La frontière docu / fiction est d’ailleurs remise en cause lorsque l’on entend la voix du réalisateur interpeller directement les personnages, leur demandant de revenir sur la relation qu’ils entretenaient avec le défunt. Porterfield tire une essence terriblement cinématographique d’un sujet qui confine au fait-divers comme il s’en passe des centaines dans les banlieues défavorisées des villes des pays occidentaux. Son métrage est porté par un ardent désir de vérité, qui devient gracieux et merveilleux au fil que le récit tend vers la séquence (presque) finale des funérailles, qui dans toute sa sobriété (deux trois discours, et un karaoké pour tourner la page), fait mouche en nous émouvant profondément.
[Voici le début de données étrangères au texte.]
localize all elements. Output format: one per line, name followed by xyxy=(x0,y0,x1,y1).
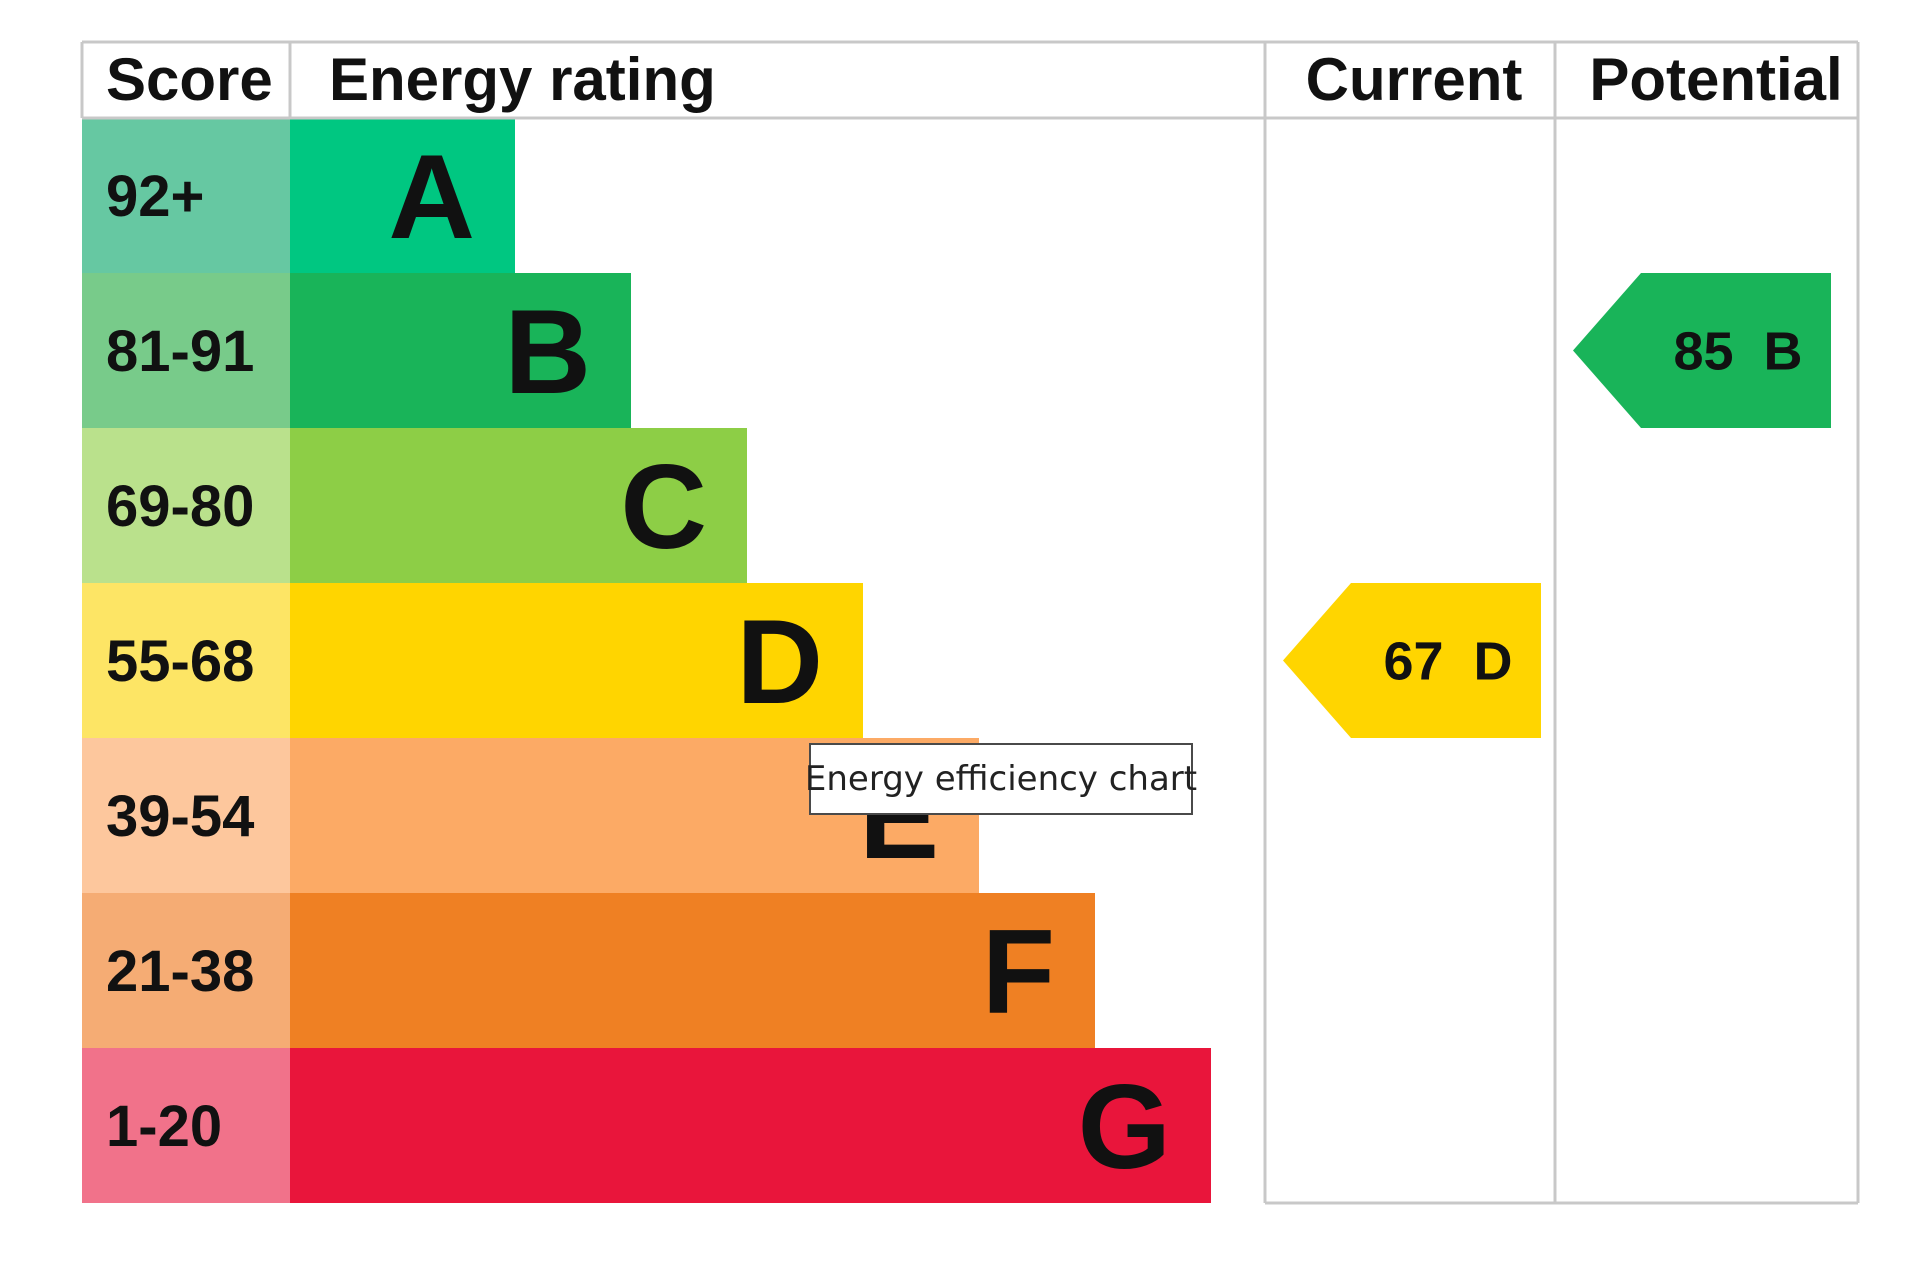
score-range-f: 21-38 xyxy=(106,939,254,1004)
potential-rating-label: 85 B xyxy=(1673,322,1802,382)
band-bar-d xyxy=(290,583,863,738)
score-cell-a xyxy=(82,118,290,273)
score-header: Score xyxy=(106,46,273,113)
score-range-d: 55-68 xyxy=(106,629,254,694)
grid-lines xyxy=(80,40,1860,1205)
band-bar-g xyxy=(290,1048,1211,1203)
score-range-g: 1-20 xyxy=(106,1094,222,1159)
score-cell-f xyxy=(82,893,290,1048)
current-rating-arrow xyxy=(1283,583,1541,738)
current-rating-label: 67 D xyxy=(1383,632,1512,692)
score-range-b: 81-91 xyxy=(106,319,254,384)
band-letter-a: A xyxy=(388,130,475,264)
current-header: Current xyxy=(1306,46,1523,113)
score-range-e: 39-54 xyxy=(106,784,254,849)
score-cell-e xyxy=(82,738,290,893)
score-cell-b xyxy=(82,273,290,428)
bands-layer: 92+ A81-91 B69-80 C55-68 D39-54 E21-38 F1-20 G xyxy=(82,118,1211,1203)
potential-header: Potential xyxy=(1589,46,1842,113)
potential-rating-arrow xyxy=(1573,273,1831,428)
band-letter-d: D xyxy=(736,595,823,729)
energy-rating-header: Energy rating xyxy=(329,46,716,113)
score-range-c: 69-80 xyxy=(106,474,254,539)
band-bar-b xyxy=(290,273,631,428)
score-cell-c xyxy=(82,428,290,583)
band-letter-b: B xyxy=(504,285,591,419)
rating-arrows: 67 D 85 B xyxy=(1283,273,1831,738)
band-letter-c: C xyxy=(620,440,707,574)
score-range-a: 92+ xyxy=(106,164,204,229)
band-letter-f: F xyxy=(982,905,1055,1039)
band-bar-f xyxy=(290,893,1095,1048)
score-cell-d xyxy=(82,583,290,738)
band-letter-g: G xyxy=(1078,1060,1171,1194)
chart-tooltip: Energy efficiency chart xyxy=(805,743,1197,815)
band-bar-a xyxy=(290,118,515,273)
band-bar-c xyxy=(290,428,747,583)
score-cell-g xyxy=(82,1048,290,1203)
Putty Hill (qui devrait sortir fin Août) est de ces films américains qui semblent ne pas payer de mine, mais qui pourtant contiennent en leur sein beaucoup plus de vie que la plupart des productions traditionnelles. Surtout, Porterfield respecte l’intelligence du spectateur en lui laissant le soin de porter ou non un jugement sur le comportement des personnages. Quand l’absence de morale devient la source d’une justesse cinématographique aussi incroyable, on ne peut que s’incliner devant ce « petit » film aux très grandes valeurs.